Rep. Andy Biggs also said he does not fear a shutdown.  

‘The House is gonna say no, we’re gonna pass a good Republican bill out of the House and force the Senate and the White House to accept it, or we’re not going to move forward,’ Biggs said. ‘What would happen if Republicans for once stared down the Democrats and were the ones who refuse to cave and to betray the American people and the trust they put in us when they gave the majority? So we don’t fear a government shutdown.’   

But Biggs, for one, predicted there would not be a shutdown. 

‘I don’t believe that you’re looking at a gov shutdown,’ the Arizona Republican told reporters. 

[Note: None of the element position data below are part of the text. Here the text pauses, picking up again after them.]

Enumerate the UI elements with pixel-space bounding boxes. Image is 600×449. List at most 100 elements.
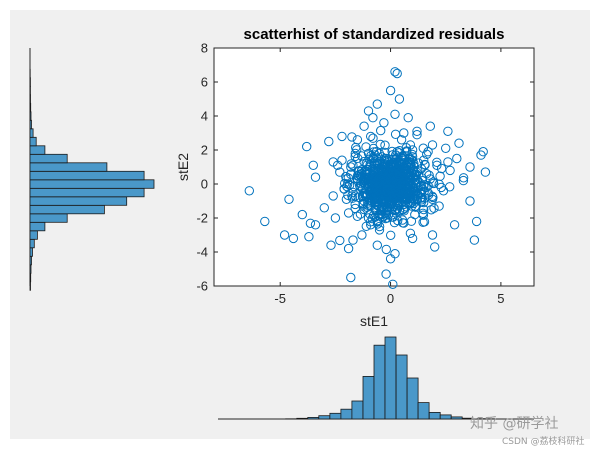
bottom-hist-bar bbox=[307, 416, 320, 420]
left-hist-bar bbox=[29, 255, 32, 266]
scatter-point bbox=[425, 121, 435, 131]
scatter-point bbox=[357, 191, 368, 201]
scatter-point bbox=[330, 213, 341, 223]
scatter-point bbox=[423, 180, 433, 191]
scatter-point bbox=[375, 139, 385, 150]
scatter-point bbox=[394, 146, 405, 156]
scatter-point bbox=[412, 126, 422, 137]
scatter-point bbox=[465, 162, 475, 172]
scatter-point bbox=[404, 178, 414, 189]
scatter-point bbox=[359, 156, 369, 167]
left-hist-bar bbox=[29, 281, 31, 291]
scatter-point bbox=[284, 194, 294, 205]
scatter-point bbox=[417, 176, 428, 186]
scatter-point bbox=[380, 140, 390, 150]
scatter-point bbox=[443, 126, 453, 137]
scatter-point bbox=[328, 191, 338, 201]
scatter-point bbox=[288, 233, 299, 244]
scatter-point bbox=[358, 184, 368, 194]
scatter-point bbox=[412, 130, 422, 140]
left-hist-bar bbox=[29, 213, 68, 223]
scatter-point bbox=[424, 190, 434, 200]
scatter-point bbox=[381, 244, 391, 255]
scatter-point bbox=[445, 165, 455, 176]
scatter-point bbox=[452, 153, 462, 164]
scatter-point bbox=[304, 232, 314, 242]
scatter-point bbox=[356, 166, 367, 177]
scatter-point bbox=[393, 164, 403, 175]
scatter-point bbox=[394, 94, 405, 104]
left-hist-bar bbox=[29, 187, 145, 198]
chart-title: scatterhist of standardized residuals bbox=[244, 26, 505, 43]
x-axis-label: stE1 bbox=[360, 313, 388, 329]
left-hist-bar bbox=[29, 119, 32, 130]
scatter-point bbox=[409, 159, 419, 169]
scatter-point bbox=[279, 230, 290, 240]
scatter-point bbox=[376, 125, 386, 136]
scatter-point bbox=[410, 201, 420, 211]
scatter-point bbox=[392, 68, 402, 79]
y-axis-label: stE2 bbox=[175, 153, 191, 181]
watermark-zhihu: 知乎 @研学社 bbox=[470, 416, 559, 432]
left-hist-bar bbox=[29, 272, 32, 283]
y-tick-label: -4 bbox=[196, 245, 208, 260]
scatter-points bbox=[244, 67, 491, 289]
left-hist-bar bbox=[29, 162, 108, 172]
scatter-point bbox=[375, 181, 385, 191]
scatter-point bbox=[476, 150, 486, 160]
scatter-point bbox=[419, 155, 429, 165]
scatter-point bbox=[385, 85, 396, 96]
scatter-point bbox=[297, 209, 307, 220]
scatter-point bbox=[348, 160, 358, 171]
scatter-point bbox=[429, 203, 439, 213]
scatter-point bbox=[343, 243, 354, 254]
bottom-hist-bar bbox=[384, 336, 397, 420]
y-tick-label: -2 bbox=[196, 211, 208, 226]
scatter-point bbox=[374, 225, 385, 235]
scatter-point bbox=[418, 208, 428, 219]
left-hist-bar bbox=[29, 102, 32, 113]
scatter-point bbox=[359, 121, 369, 131]
scatter-point bbox=[405, 158, 415, 168]
scatter-point bbox=[357, 230, 367, 240]
scatter-point bbox=[434, 201, 444, 211]
scatter-point bbox=[308, 160, 318, 171]
scatter-point bbox=[480, 167, 491, 177]
bottom-hist-bar bbox=[439, 414, 452, 420]
left-hist-bar bbox=[29, 136, 37, 147]
scatter-point bbox=[368, 170, 379, 181]
scatter-point bbox=[340, 178, 350, 189]
scatter-point bbox=[369, 159, 379, 169]
left-hist-bar bbox=[29, 128, 34, 138]
scatter-point bbox=[465, 196, 475, 206]
scatter-point bbox=[387, 146, 397, 157]
scatter-point bbox=[449, 220, 460, 230]
scatter-point bbox=[366, 220, 376, 230]
scatter-point bbox=[350, 151, 360, 162]
x-tick-label: 5 bbox=[497, 291, 504, 306]
scatter-point bbox=[386, 175, 396, 185]
scatter-point bbox=[471, 216, 482, 227]
scatter-point bbox=[390, 249, 400, 259]
y-tick-label: 6 bbox=[201, 75, 208, 90]
scatter-point bbox=[367, 164, 378, 174]
scatter-point bbox=[357, 151, 367, 161]
scatter-point bbox=[424, 170, 434, 180]
bottom-marginal-histogram bbox=[218, 336, 534, 420]
scatter-point bbox=[379, 118, 389, 128]
bottom-hist-bar bbox=[362, 375, 375, 420]
scatter-point bbox=[310, 172, 321, 182]
scatter-point bbox=[386, 230, 396, 241]
scatter-point bbox=[390, 129, 401, 140]
left-hist-bar bbox=[29, 111, 32, 121]
scatter-point bbox=[412, 195, 422, 205]
scatter-point bbox=[353, 192, 363, 203]
scatter-point bbox=[368, 133, 378, 143]
scatter-point bbox=[420, 160, 430, 170]
scatter-point bbox=[445, 182, 455, 192]
scatter-point bbox=[407, 145, 418, 155]
scatter-point bbox=[390, 185, 401, 196]
scatter-point bbox=[407, 233, 418, 244]
bottom-hist-bar bbox=[450, 416, 463, 420]
scatter-point bbox=[393, 215, 403, 226]
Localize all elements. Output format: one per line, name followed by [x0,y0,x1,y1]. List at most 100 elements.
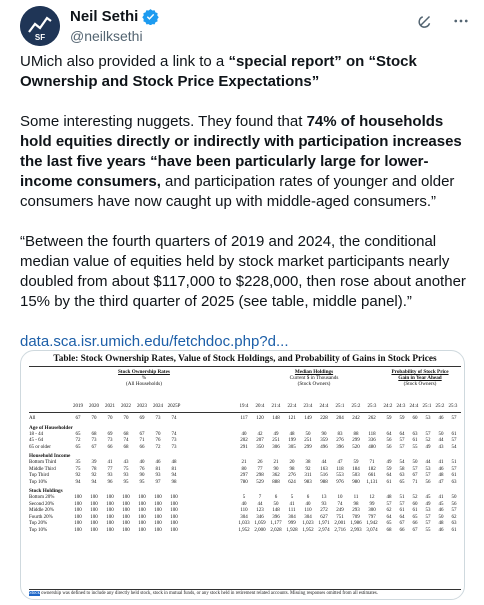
attached-image[interactable]: Table: Stock Ownership Rates, Value of S… [20,350,465,600]
table-cell: 95 [139,479,145,485]
table-cell: 74 [171,431,177,437]
table-cell: 61 [386,479,392,485]
table-cell: 49 [425,501,431,507]
table-cell: 1,131 [366,479,378,485]
table-cell: 64 [386,514,392,520]
table-cell: 67 [399,521,405,526]
table-cell: 44 [425,460,431,465]
table-cell: 1,023 [302,521,314,526]
table-cell: 65 [75,431,81,437]
table-cell: 980 [352,479,360,485]
row-label: Second 20% [29,501,55,507]
table-cell: 100 [122,514,130,520]
more-icon[interactable] [452,12,470,30]
row-label: Top 10% [29,479,48,485]
table-cell: 57 [425,521,431,526]
row-label: Top Third [29,473,49,478]
table-cell: 44 [321,460,327,465]
table-cell: 46 [438,416,444,421]
table-cell: 43 [123,460,129,465]
tweet-paragraph-2: Some interesting nuggets. They found tha… [20,113,462,210]
table-cell: 48 [386,495,392,500]
table-cell: 888 [272,479,280,485]
table-cell: 21 [241,460,247,465]
table-cell: 100 [154,495,162,500]
table-footnote: Stock ownership was defined to include a… [29,589,461,596]
table-cell: 73 [155,416,161,421]
table-cell: 204 [336,416,344,421]
table-cell: 976 [336,479,344,485]
table-cell: 751 [336,514,344,520]
table-cell: 797 [368,514,376,520]
table-cell: 100 [106,495,114,500]
table-cell: 207 [256,438,264,443]
table-cell: 21 [273,460,279,465]
table-cell: 1,942 [366,521,378,526]
row-label: 45 - 64 [29,438,44,443]
table-cell: 306 [272,444,280,450]
table-cell: 111 [288,508,296,513]
table-cell: 77 [107,466,113,472]
table-cell: 71 [369,460,375,465]
tweet-link[interactable]: data.sca.isr.umich.edu/fetchdoc.php?d... [20,333,289,350]
table-cell: 661 [368,473,376,478]
table-cell: 503 [352,473,360,478]
author-name[interactable]: Neil Sethi [70,8,139,25]
table-cell: 242 [352,416,360,421]
table-cell: 1,952 [302,527,314,533]
table-cell: 74 [337,501,343,507]
table-cell: 100 [122,495,130,500]
author-handle[interactable]: @neilksethi [70,28,143,44]
table-row: Top 10% 100 100 100 100 100 100 100 1,952 2,000 2,… [29,528,461,535]
table-cell: 100 [74,501,82,507]
table-cell: 92 [75,473,81,478]
author-name-row: Neil Sethi [70,8,160,25]
table-cell: 2,974 [318,527,330,533]
table-cell: 780 [240,479,248,485]
table-row: Fourth 20% 100 100 100 100 100 100 100 304 346 396… [29,515,461,522]
table-cell: 6 [306,495,310,500]
table-cell: 46 [438,527,444,533]
table-cell: 2,001 [334,521,346,526]
table-cell: 69 [107,431,113,437]
table-row: 65 or older 65 67 66 68 66 72 73 291 350 306 305 299… [29,445,461,452]
table-cell: 74 [171,416,177,421]
verified-badge-icon [142,9,160,25]
table-cell: 64 [399,514,405,520]
table-cell: 262 [368,416,376,421]
table-cell: 5 [290,495,294,500]
table-cell: 65 [412,514,418,520]
table-row: Top 20% 100 100 100 100 100 100 100 1,033 1,059 1,… [29,521,461,528]
table-cell: 53 [425,416,431,421]
table-cell: 62 [451,514,457,520]
table-cell: 26 [257,460,263,465]
table-cell: 54 [399,460,405,465]
table-cell: 202 [240,438,248,443]
row-label: Fourth 20% [29,514,53,520]
table-cell: 1,952 [238,527,250,533]
table-cell: 57 [386,501,392,507]
table-cell: 63 [451,521,457,526]
table-cell: 41 [107,460,113,465]
table-cell: 57 [451,508,457,513]
table-cell: 52 [412,495,418,500]
table-cell: 81 [155,466,161,472]
table-cell: 61 [451,431,457,437]
table-cell: 57 [412,466,418,472]
table-cell: 77 [257,466,263,472]
table-cell: 60 [412,501,418,507]
table-cell: 88 [353,431,359,437]
quarter-header: 25:1 [335,404,345,409]
table-cell: 100 [138,508,146,513]
grok-icon[interactable] [416,12,434,30]
table-cell: 311 [304,473,312,478]
table-cell: 100 [122,501,130,507]
table-cell: 100 [106,514,114,520]
avatar[interactable]: SF [20,6,60,46]
table-cell: 81 [171,466,177,472]
table-cell: 1,059 [254,521,266,526]
table-cell: 299 [352,438,360,443]
table-cell: 38 [305,460,311,465]
table-cell: 63 [399,473,405,478]
table-cell: 40 [305,501,311,507]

‘You’ll see some of the 12 approps bills come out in what we call a minibus, and then you’ll see a short-term continuing resolution.’

Meanwhile, the House and Senate have passed their own versions of the National Defense Authorization Act (NDAA) – the yearly must-pass spending bill that funds the Pentagon. Now they will have to reconcile their differences and pass a consensus version to send to the president’s desk. 

The House version included controversial amendments that restrict abortion and transgender health care access – measures that caused the typically bipartisan legislation to lose Democratic support. 

Speaker Kevin McCarthy and Senate Majority Leader Chuck Schumer met Thursday to discuss the prospects of compromise on spending measures and other priorities. 

‘I thought our conversations about appropriations were very good,’ said the speaker. ‘Neither of us want to shut the government down.’